Article AUTONOME (Délibération n° 2015-415 du 19 novembre 2015 portant avis sur un projet de décret relatif aux dispositions concernant le contenu et la délivrance des extraits de casier judiciaire (demande d'avis n° AV 15027531))


Après avoir entendu M. Gaétan GORCE, commissaire, en son rapport, et M. Jean-Alexandre SILVY, commissaire du Gouvernement, en ses observations,
Emet l'avis suivant :
La Commission a été saisie par le ministre de la justice d'une demande d'avis portant sur un projet de décret relatif aux dispositions concernant le contenu et la délivrance des extraits de casier judicaire.

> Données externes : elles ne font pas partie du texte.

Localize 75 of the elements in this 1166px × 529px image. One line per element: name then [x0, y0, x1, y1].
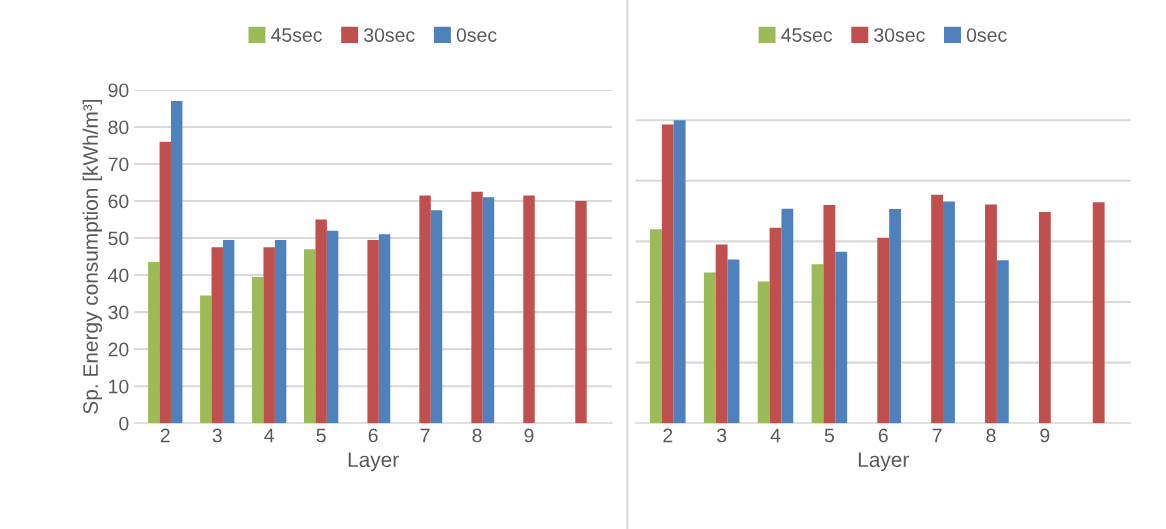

Les modifications projetées concernent le casier judiciaire national (ci-après « CJN »), dont les conditions de mise en œuvre sont prévues aux articles 768 à 781 et R. 62 à R. 90 du code de procédure pénale (CPP). Plus précisément, ces modifications portent sur les hypothèses d'effacement des fiches du casier judiciaire national (article 2 du projet de décret), sur la délivrance du bulletin n° 2 du casier judiciaire (article 3 du projet de décret), ainsi que sur la délivrance du bulletin n° 3 du casier judiciaire (articles 4 et 5).
La modification principale, qui porte sur la délivrance du bulletin n° 2 (ci-après B2) aux administrations dans le cadre du contrôle de l'exercice de certains emplois, intervient dans un contexte où ont été constatés des dysfonctionnements dans le contrôle des professions impliquant un contact avec des mineurs. Le ministère de la justice a souhaité dès lors renforcer le contrôle de l'exercice de certaines professions impliquant un contact habituel avec les mineurs.
Conformément aux dispositions de l'article 779 du CPP et des articles 26 et 30 de la loi du 6 janvier 1978 modifiée, ce décret doit être pris après avis motivé et publié de la Commission.
Sur l'effacement des fiches du casier judiciaire :
L'article R. 70 du CPP énumère les cas dans lesquels les fiches du casier judiciaire national automatisé sont effacées. Le 4° de cet article en prévoit l'effacement « lorsque le condamné fait opposition ou lorsque la Cour de cassation annule la décision par application des articles 620 ou 625 », ce dernier article étant relatif au traitement des demandes en révision.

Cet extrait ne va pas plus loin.